The rapid ascent of the Chinese art market and auction business is far from a secret at this point, but an article in the The New York Times about the phenomenon makes a few key points about developments in that field, including the fact that, according to art-market research company Artprice, Chinese auction houses may now be the world leader in sales, moving $8.3 billion of goods a year.
In addition, Chinese bidders are also suspected of winning major lots at various international auctions in recent years. Some believe a Chinese bidder nabbed the Picasso that sold for a record-setting $106.5 million at Christie’s New York last year, and a Chinese bidder is known to have acquired a $31 million Imperial scroll painting at an auction in France in March, a record for an auction lot in that country.
Christie’s Asia president François Curiel told The Times that wealthy Chinese collectors are seeing “the Arnaults and the Pinaults of the world” and their hefty art holdings, and they want to keep up. Mr.

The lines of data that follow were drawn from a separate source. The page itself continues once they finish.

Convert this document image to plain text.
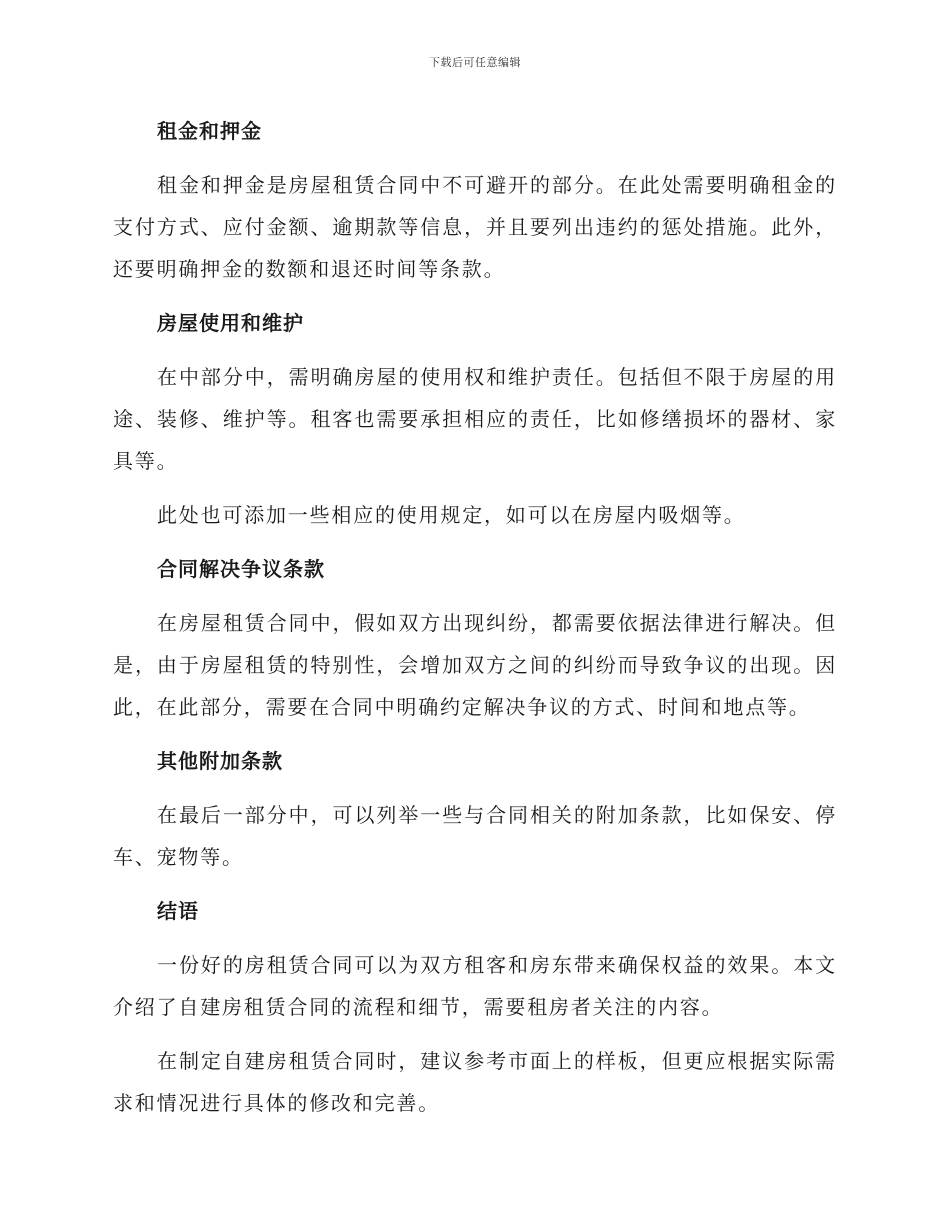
下载后可任意编辑
租金和押金

租金和押金是房屋租赁合同中不可避开的部分。在此处需要明确租金的支付方式、应付金额、逾期款等信息，并且要列出违约的惩处措施。此外，还要明确押金的数额和退还时间等条款。

房屋使用和维护

在中部分中，需明确房屋的使用权和维护责任。包括但不限于房屋的用途、装修、维护等。租客也需要承担相应的责任，比如修缮损坏的器材、家具等。

此处也可添加一些相应的使用规定，如可以在房屋内吸烟等。

合同解决争议条款

在房屋租赁合同中，假如双方出现纠纷，都需要依据法律进行解决。但是，由于房屋租赁的特别性，会增加双方之间的纠纷而导致争议的出现。因此，在此部分，需要在合同中明确约定解决争议的方式、时间和地点等。

其他附加条款

在最后一部分中，可以列举一些与合同相关的附加条款，比如保安、停车、宠物等。

结语

一份好的房租赁合同可以为双方租客和房东带来确保权益的效果。本文介绍了自建房租赁合同的流程和细节，需要租房者关注的内容。

在制定自建房租赁合同时，建议参考市面上的样板，但更应根据实际需求和情况进行具体的修改和完善。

Curiel explained, “They see works of art on their walls, and think, ‘If I want to be not just a millionaire but someone who plays with the big boys, I’d better be someone who collects art.”
On the other hand, the dealer-turned-MOCA Los Angeles director Jeffrey Deitch urged observers to avoid making broad generalizations about the market. “It’s always individuals — it’s not ‘the Chinese,’ ” Mr. Deitch told the paper. “It’s important to understand who you’re talking about.”
Sotheby’s vice chairman for Asian art Henry Howard-Sneyd offered this characterization of the new Chinese buyers: “These are successful business people with huge amounts of money at their disposal.”